For programs running the gateway in front of multiple LLM providers, the deployment is typically as a sidecar or a cluster behind a load balancer the application tier already uses. The latency overhead measures under 50 ms end-to-end in internal testing, which sits inside the LLM inference variance.
Regulatory framing
The gateway architecture maps to specific regulatory obligations. EU AI Act Article 12 and Article 19 on record-keeping land on the audit record emitter. Article 26 on deployer obligations lands on the policy evaluation and the integration with human oversight. HIPAA Security Rule 45 CFR 164.312(b) on audit controls lands on the record emitter and the identity binding. PCI DSS v4.0 requirement 10 on logging lands on the same record series.
NIST AI RMF MEASURE function lands on the classification and decision metrics the gateway emits. MANAGE function lands on the feedback loop between the records and the policy refinement.
DeepInspect
DeepInspect ships the AI gateway architecture with all six components in one integrated proxy. TLS termination at the edge, IdP integration for identity binding (Okta, Entra ID, Ping, OIDC), deterministic classification on PII, PHI, source code, customer data, and organization-defined categories, policy evaluation against the (data, identity, model) triple, multi-provider routing, and a tamper-evident audit record series the SIEM consumes through standard log forwarding.
For programs designing an AI gateway from the architecture up, the six-component model is the reference shape. The integrated deployment is what makes the gateway operational without per-team integration work.
Book a demo today.
Frequently asked questions
- Can the gateway be deployed as a sidecar to existing application services?
Yes. The gateway can run as a sidecar per application service, with the application calling
localhost:<port>for the LLM endpoint and the sidecar handling TLS, identity, inspection, policy, and routing. The sidecar pattern keeps the gateway close to the application and simplifies the network topology. Programs at scale typically run a centralized gateway cluster behind a load balancer instead of per-service sidecars.- How does the gateway handle streaming responses?
LLM streaming responses (server-sent events on the Chat Completions API, streaming on Bedrock and Anthropic) flow through the gateway with response-side inspection running on the assembled response as the stream completes. The gateway can also enforce streaming-time policy (cut the stream if a forbidden category appears in the response), which adds a per-chunk inspection step.
- Does the gateway add latency that affects production performance?
End-to-end inspection overhead measures under 50 ms in internal testing. LLM inference itself takes 500 ms to 5 seconds depending on the model and the request size, so the inspection overhead sits inside the round-trip variance. Programs running latency-sensitive applications typically calibrate the gateway's inspection thresholds during the first thirty days against real traffic.
- Can the gateway route to self-hosted open-weight models?
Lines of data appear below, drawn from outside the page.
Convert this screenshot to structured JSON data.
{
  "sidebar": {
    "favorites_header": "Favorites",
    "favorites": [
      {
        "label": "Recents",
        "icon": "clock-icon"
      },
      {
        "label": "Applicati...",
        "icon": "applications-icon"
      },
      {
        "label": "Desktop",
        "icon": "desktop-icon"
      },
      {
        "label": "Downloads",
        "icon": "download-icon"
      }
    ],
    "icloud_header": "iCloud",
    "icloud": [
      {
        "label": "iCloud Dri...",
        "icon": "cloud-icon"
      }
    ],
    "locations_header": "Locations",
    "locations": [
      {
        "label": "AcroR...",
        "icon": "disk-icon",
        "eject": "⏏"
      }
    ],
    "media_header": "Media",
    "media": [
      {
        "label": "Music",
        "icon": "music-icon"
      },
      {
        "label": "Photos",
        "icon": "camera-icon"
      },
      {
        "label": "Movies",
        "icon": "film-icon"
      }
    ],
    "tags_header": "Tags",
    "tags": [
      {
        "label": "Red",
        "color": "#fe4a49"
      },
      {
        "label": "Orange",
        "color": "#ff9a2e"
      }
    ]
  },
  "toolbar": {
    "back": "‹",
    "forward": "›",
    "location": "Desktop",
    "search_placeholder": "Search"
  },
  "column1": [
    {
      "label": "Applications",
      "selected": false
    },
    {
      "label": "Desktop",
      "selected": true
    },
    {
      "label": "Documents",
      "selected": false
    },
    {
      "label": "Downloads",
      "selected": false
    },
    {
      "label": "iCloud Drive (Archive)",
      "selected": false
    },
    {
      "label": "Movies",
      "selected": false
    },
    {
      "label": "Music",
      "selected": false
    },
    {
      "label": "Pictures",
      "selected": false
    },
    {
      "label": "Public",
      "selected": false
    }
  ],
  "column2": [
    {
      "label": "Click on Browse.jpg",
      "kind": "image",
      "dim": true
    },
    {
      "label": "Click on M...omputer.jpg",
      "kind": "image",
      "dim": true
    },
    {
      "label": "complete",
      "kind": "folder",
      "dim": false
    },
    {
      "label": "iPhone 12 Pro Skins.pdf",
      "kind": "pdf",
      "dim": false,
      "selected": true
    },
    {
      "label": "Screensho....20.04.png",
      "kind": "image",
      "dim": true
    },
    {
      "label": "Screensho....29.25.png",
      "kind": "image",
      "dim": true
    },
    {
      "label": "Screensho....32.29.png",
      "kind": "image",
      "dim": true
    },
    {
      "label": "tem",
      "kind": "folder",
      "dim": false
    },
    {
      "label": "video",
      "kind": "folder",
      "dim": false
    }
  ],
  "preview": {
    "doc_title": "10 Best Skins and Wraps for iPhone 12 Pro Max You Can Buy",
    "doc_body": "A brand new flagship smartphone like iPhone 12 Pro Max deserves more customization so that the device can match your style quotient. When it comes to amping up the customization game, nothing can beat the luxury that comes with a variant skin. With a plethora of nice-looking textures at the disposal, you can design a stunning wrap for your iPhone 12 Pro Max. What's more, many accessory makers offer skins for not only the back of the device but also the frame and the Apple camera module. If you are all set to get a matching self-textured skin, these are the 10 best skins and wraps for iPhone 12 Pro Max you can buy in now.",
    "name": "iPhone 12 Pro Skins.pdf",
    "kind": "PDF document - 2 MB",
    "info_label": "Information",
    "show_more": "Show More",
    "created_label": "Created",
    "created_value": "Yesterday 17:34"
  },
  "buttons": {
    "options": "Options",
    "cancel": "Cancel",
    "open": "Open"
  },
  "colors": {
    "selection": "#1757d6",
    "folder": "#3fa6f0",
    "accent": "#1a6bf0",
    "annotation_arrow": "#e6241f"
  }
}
Yes. The gateway is model-agnostic. Self-hosted models (vLLM, TGI, Ollama, internal SageMaker endpoints) appear to the gateway as just another LLM endpoint. The policy and record surface remain the same across hosted and self-hosted models.
- How does the gateway interact with existing API gateways the program runs?
The AI gateway sits in front of LLM endpoints. The existing API gateway (Kong, Apigee, AWS API Gateway) typically sits in front of internal services. The two gateways can co-exist with the AI gateway handling LLM-specific concerns (prompt inspection, AI-specific policy, AI audit record) and the existing API gateway handling rate limits, API key management, and general routing.